Stop Breaking Teachers: The Power of Doing Work That Works

Teaching isn’t hard because it’s bad work. It’s hard because we’ve piled it high with the kind of work that doesn’t work. Work that looks good on a lesson plan, sounds good at a board meeting, and feels good on paper, but leaves teachers running on fumes by fourth period on a Tuesday.

We keep losing good people. Not because they can’t teach. But because we’ve asked them to spend their best energy chasing things that don’t move learning forward. And when effort and impact get too far apart, something’s gotta give. Too often, it’s the teacher, and it doesn’t have to be this way.

The Problem: Too Much of the Wrong Work

Let’s just name it: our system has gotten really good at assigning the wrong work. Compliance. Coverage. Control. Mountains of paperwork. Micromanaged pacing guides. Data meetings that feel more like courtrooms than conversations. We tell teachers to be creative, but we wrap them in red tape. We say we want engagement, but we settle for worksheets. We hand out new strategies but never give people the time, trust, or training to use them well.

And then we act surprised when good teachers check out or walk out.

As I’ve said in Two Questions Every School Leader Needs to Answer, “more of the same only gets us more of the same.” And “the same” is no longer good enough. Not for our kids. Not for our teachers. Not for anyone.

Burnout: The Cost of Misaligned Effort

Burnout doesn’t come from doing too much. It comes from doing too much of the wrong things. You plan all night, grade all weekend, run yourself ragged between the bells, and then you sit down with the data and realize: none of it moved the needle. That’s not just tiring. That’s soul-level discouragement.

As I’ve said before, “Learning is the job.” But when you don’t know what learning really looks like, when you’re stuck measuring it by compliance, quiet, and quarterly benchmarks, you lose sight of why you came here in the first place. And slowly, the job stops feeling like a calling and starts feeling like a slow fade.

What Actually Works: We Already Know

We don’t have to guess anymore. We know what works. Research has given us the receipts.

Feedback (0.75): Not grades. Not points. Just real, timely, human feedback.

Teacher Estimates of Achievement (1.29): What you believe about kids matters more than you think.

Collective Teacher Efficacy (1.57): Get a team of teachers who believe they can move kids, and they will.

Academic Press (1.10): Don’t chase the win. Design systems that guarantee the win.

These aren’t silver bullets. They’re proven strategies. But they only work if we give teachers the space to use them. Not just once in a PD session. But consistently. Intentionally. Systematically. This work doesn’t drain you, it fuels you. Because when learners start showing evidence of real growth? It lights a fire you can feel again.

The Toll of “Busy But Ineffective”

We’ve built school like a factory. Push the kids in, keep the line moving, crank out the product. Keep the noise down, keep the scores up. But school isn’t a factory, and teaching isn’t an assembly line. And yet, that’s the system we’ve asked teachers to uphold. Day after day. Year after year.

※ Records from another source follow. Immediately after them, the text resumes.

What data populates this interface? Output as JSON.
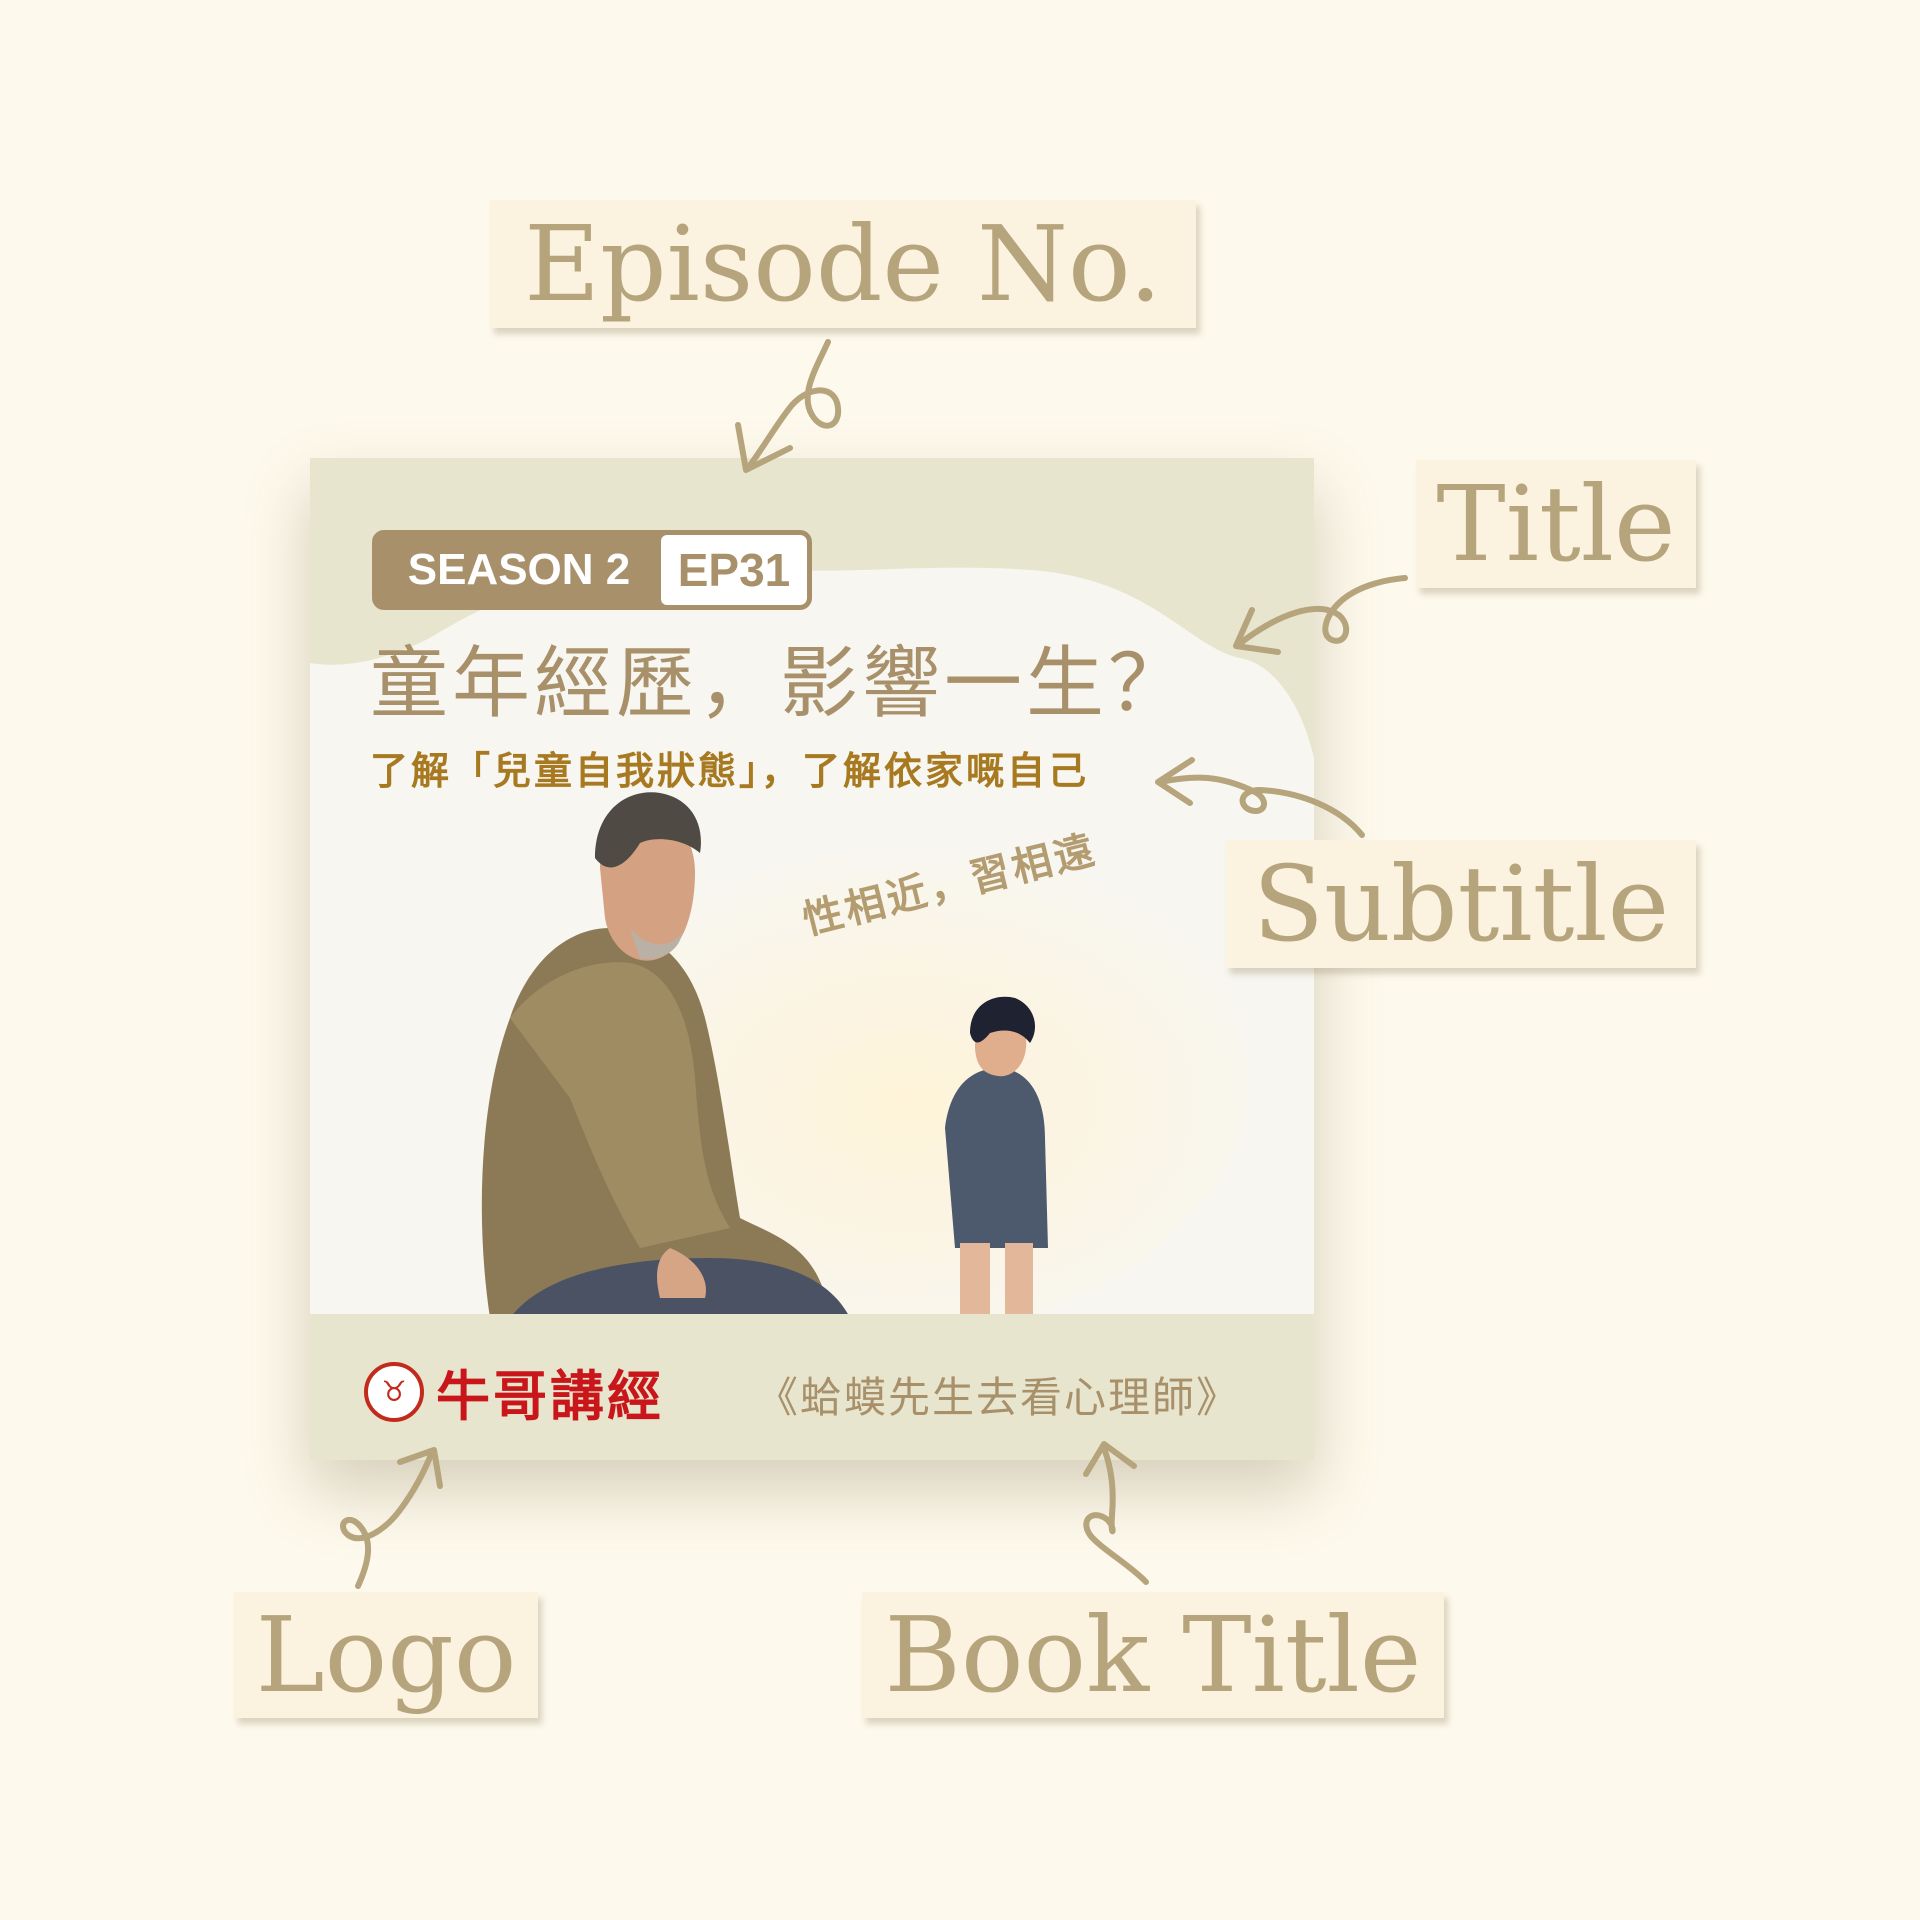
{
  "annotations": {
    "episode_no": "Episode No.",
    "title": "Title",
    "subtitle": "Subtitle",
    "logo": "Logo",
    "book_title": "Book Title"
  },
  "cover": {
    "season": "SEASON 2",
    "episode": "EP31",
    "title": "童年經歷，影響一生？",
    "subtitle": "了解「兒童自我狀態」，了解依家嘅自己",
    "quote": "性相近，習相遠",
    "logo_text": "牛哥講經",
    "book_title": "《蛤蟆先生去看心理師》"
  },
  "colors": {
    "background": "#fdf9ec",
    "annotation_text": "#b5a47c",
    "annotation_box": "#fcf2e0",
    "accent": "#a8916a",
    "subtitle": "#a77a22",
    "logo_red": "#c8161b",
    "footer": "#e8e5cf"
  },
  "icons": {
    "logo_seal": "ox-seal-icon"
  }
}
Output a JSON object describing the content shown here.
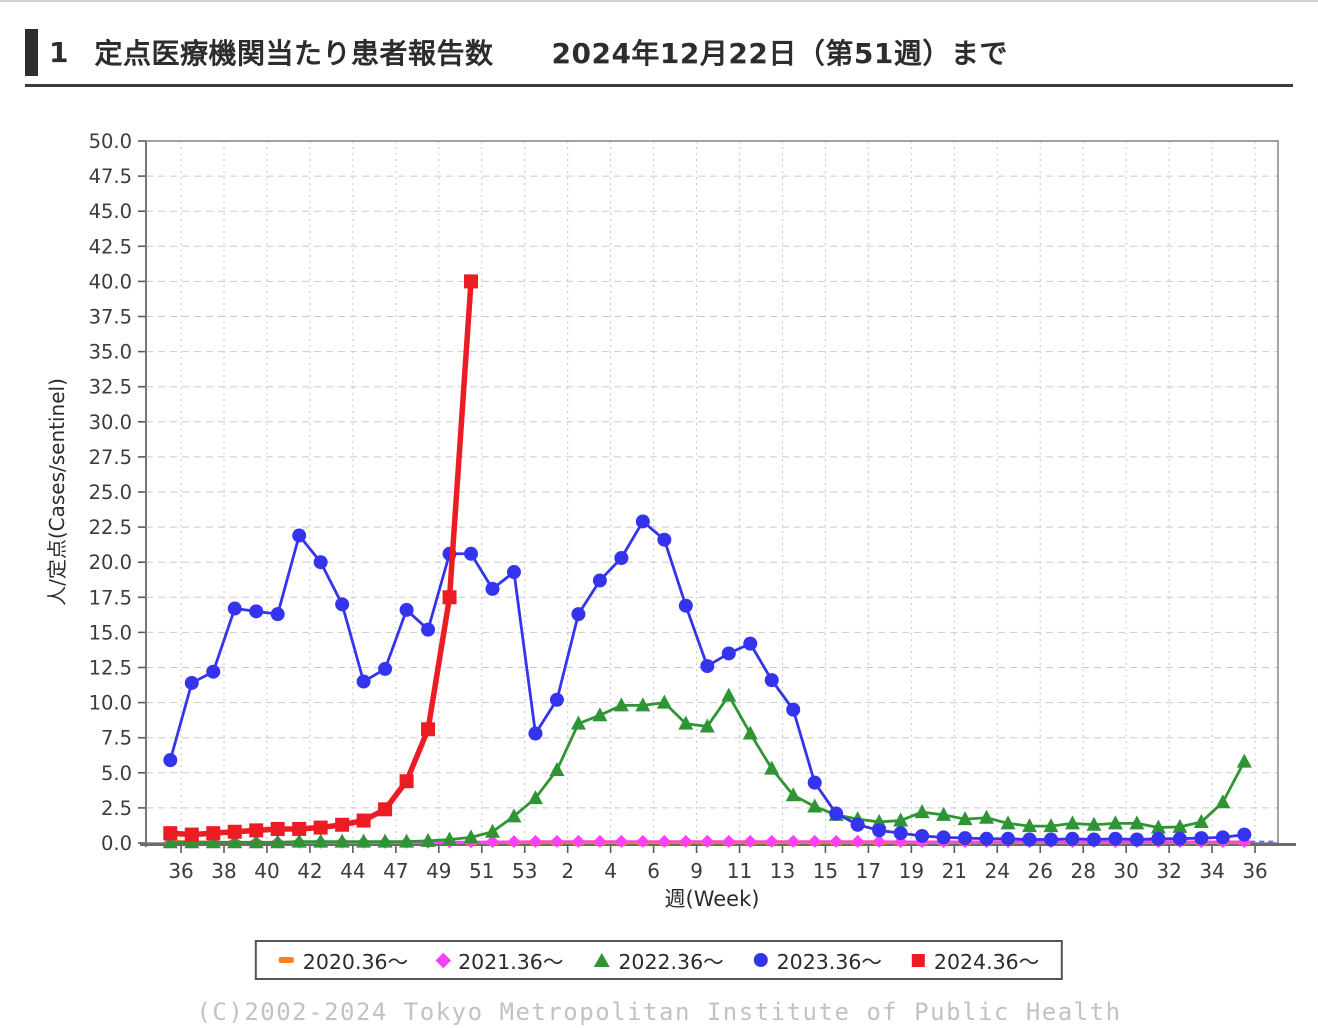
{
  "header": {
    "number": "1",
    "title": "定点医療機関当たり患者報告数",
    "date_note": "2024年12月22日（第51週）まで"
  },
  "chart_data": {
    "type": "line",
    "title": "",
    "xlabel": "週(Week)",
    "ylabel": "人/定点(Cases/sentinel)",
    "ylim": [
      0,
      50
    ],
    "ytick_step": 2.5,
    "grid": "dashed",
    "legend_position": "bottom",
    "x_tick_labels": [
      "36",
      "38",
      "40",
      "42",
      "44",
      "47",
      "49",
      "51",
      "53",
      "2",
      "4",
      "6",
      "9",
      "11",
      "13",
      "15",
      "17",
      "19",
      "21",
      "24",
      "26",
      "28",
      "30",
      "32",
      "34",
      "36"
    ],
    "categories": [
      "36",
      "37",
      "38",
      "39",
      "40",
      "41",
      "42",
      "43",
      "44",
      "45/46",
      "47",
      "48",
      "49",
      "50",
      "51",
      "52",
      "53",
      "1",
      "2",
      "3",
      "4",
      "5",
      "6",
      "7/8",
      "9",
      "10",
      "11",
      "12",
      "13",
      "14",
      "15",
      "16",
      "17",
      "18",
      "19",
      "20",
      "21",
      "22/23",
      "24",
      "25",
      "26",
      "27",
      "28",
      "29",
      "30",
      "31",
      "32",
      "33",
      "34",
      "35",
      "36"
    ],
    "series": [
      {
        "name": "2020.36～",
        "color": "#f5821f",
        "marker": "dash",
        "line_width": 2.4,
        "values": [
          0.15,
          0.1,
          0.08,
          0.05,
          0.05,
          0.04,
          0.03,
          0.03,
          0.03,
          0.02,
          0.02,
          0.02,
          0.02,
          0.02,
          0.02,
          0.02,
          0.02,
          0.02,
          0.02,
          0.02,
          0.02,
          0.02,
          0.02,
          0.02,
          0.02,
          0.02,
          0.02,
          0.02,
          0.02,
          0.02,
          0.02,
          0.02,
          0.02,
          0.02,
          0.02,
          0.02,
          0.02,
          0.02,
          0.02,
          0.02,
          0.02,
          0.02,
          0.02,
          0.02,
          0.02,
          0.02,
          0.02,
          0.02,
          0.02,
          0.02,
          0.02
        ]
      },
      {
        "name": "2021.36～",
        "color": "#fb40fb",
        "marker": "diamond",
        "line_width": 2.2,
        "values": [
          0.05,
          0.05,
          0.05,
          0.05,
          0.05,
          0.05,
          0.05,
          0.05,
          0.05,
          0.05,
          0.05,
          0.05,
          0.05,
          0.08,
          0.08,
          0.1,
          0.1,
          0.12,
          0.12,
          0.12,
          0.12,
          0.12,
          0.12,
          0.12,
          0.12,
          0.12,
          0.12,
          0.12,
          0.12,
          0.12,
          0.12,
          0.12,
          0.12,
          0.12,
          0.1,
          0.1,
          0.1,
          0.1,
          0.1,
          0.1,
          0.1,
          0.1,
          0.1,
          0.1,
          0.1,
          0.1,
          0.1,
          0.1,
          0.1,
          0.1,
          0.1
        ]
      },
      {
        "name": "2022.36～",
        "color": "#2e9434",
        "marker": "triangle",
        "line_width": 2.8,
        "values": [
          0.05,
          0.05,
          0.05,
          0.05,
          0.05,
          0.05,
          0.1,
          0.1,
          0.1,
          0.1,
          0.1,
          0.1,
          0.15,
          0.25,
          0.4,
          0.8,
          1.9,
          3.2,
          5.2,
          8.5,
          9.1,
          9.8,
          9.8,
          10.0,
          8.5,
          8.3,
          10.5,
          7.8,
          5.3,
          3.4,
          2.6,
          2.0,
          1.7,
          1.5,
          1.6,
          2.2,
          2.0,
          1.7,
          1.8,
          1.4,
          1.2,
          1.2,
          1.4,
          1.3,
          1.4,
          1.4,
          1.1,
          1.15,
          1.5,
          2.9,
          5.8
        ]
      },
      {
        "name": "2023.36～",
        "color": "#3434ee",
        "marker": "circle",
        "line_width": 2.8,
        "values": [
          5.9,
          11.4,
          12.2,
          16.7,
          16.5,
          16.3,
          21.9,
          20.0,
          17.0,
          11.5,
          12.4,
          16.6,
          15.2,
          20.6,
          20.6,
          18.1,
          19.3,
          7.8,
          10.2,
          16.3,
          18.7,
          20.3,
          22.9,
          21.6,
          16.9,
          12.6,
          13.5,
          14.2,
          11.6,
          9.5,
          4.3,
          2.1,
          1.3,
          0.9,
          0.7,
          0.5,
          0.4,
          0.35,
          0.3,
          0.3,
          0.25,
          0.25,
          0.3,
          0.25,
          0.3,
          0.25,
          0.3,
          0.3,
          0.35,
          0.4,
          0.6
        ]
      },
      {
        "name": "2024.36～",
        "color": "#ec1c24",
        "marker": "square",
        "line_width": 5.5,
        "values": [
          0.7,
          0.6,
          0.7,
          0.8,
          0.9,
          1.0,
          1.0,
          1.1,
          1.3,
          1.6,
          2.4,
          4.4,
          8.1,
          17.5,
          40.0
        ]
      }
    ]
  },
  "footer": {
    "copyright": "(C)2002-2024 Tokyo Metropolitan Institute of Public Health"
  }
}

No wonder we’re exhausted. We are tired, not because we aren’t working hard, but because we’re doing work that doesn’t work. The difference matters. Being busy but ineffective? That’s death by a thousand dry-erase markers.

The Solution: Do Work That Fuels Us

The fix isn’t less work; it’s better work. Work that actually leads to learning. Work that gives kids voice, choice, and the chance to do something real. Work that brings teachers back to life.

Imagine classrooms where learners can tell you what they’re learning, why it matters, and how they know they’ve learned it. Imagine teachers who have the autonomy to design powerful learning experiences instead of just delivering lessons. Imagine schools where we stop managing people and start leading learning. That’s not a fantasy. That’s what happens when we align our energy with what we know works.

When teachers spend their time on high-impact strategies, kids grow. Period. But the benefit isn’t just in the data, it’s in the hearts. Because when we see our learners light up, when we watch learning click, when we finally feel like we’re moving the needle? That feeds our soul. It doesn’t just stop burnout. It builds resilience.

Teachers who feel effective are more likely to stay. More likely to collaborate. More likely to innovate. They pass that energy to each other. They model it for kids. And entire buildings start to change. That’s collective teacher efficacy, and it’s electric. (Boogie, Woogie-Woogie)

A Final Word: Let’s Say It Plain

Teachers aren’t breaking because they’re weak. They’re breaking because we’ve asked them to uphold systems that ignore what we know about learning. That has to stop. We have to let go of the things that aren’t working  and start building the kind of schools we actually believe in. The kind where learning leads. Where relationships matter. Where the work we ask of teachers is the kind that actually makes a difference.

Let’s stop assigning energy to things that don’t move kids. Let’s stop micromanaging teachers into silence. Let’s stop pretending that coverage is the same as comprehension. Say it with me: It’s not the work that’s breaking us. It’s the wrong work. Let’s stop teaching and start designing learning. Let’s stop breaking teachers. And let’s finally start building schools that work for everyone.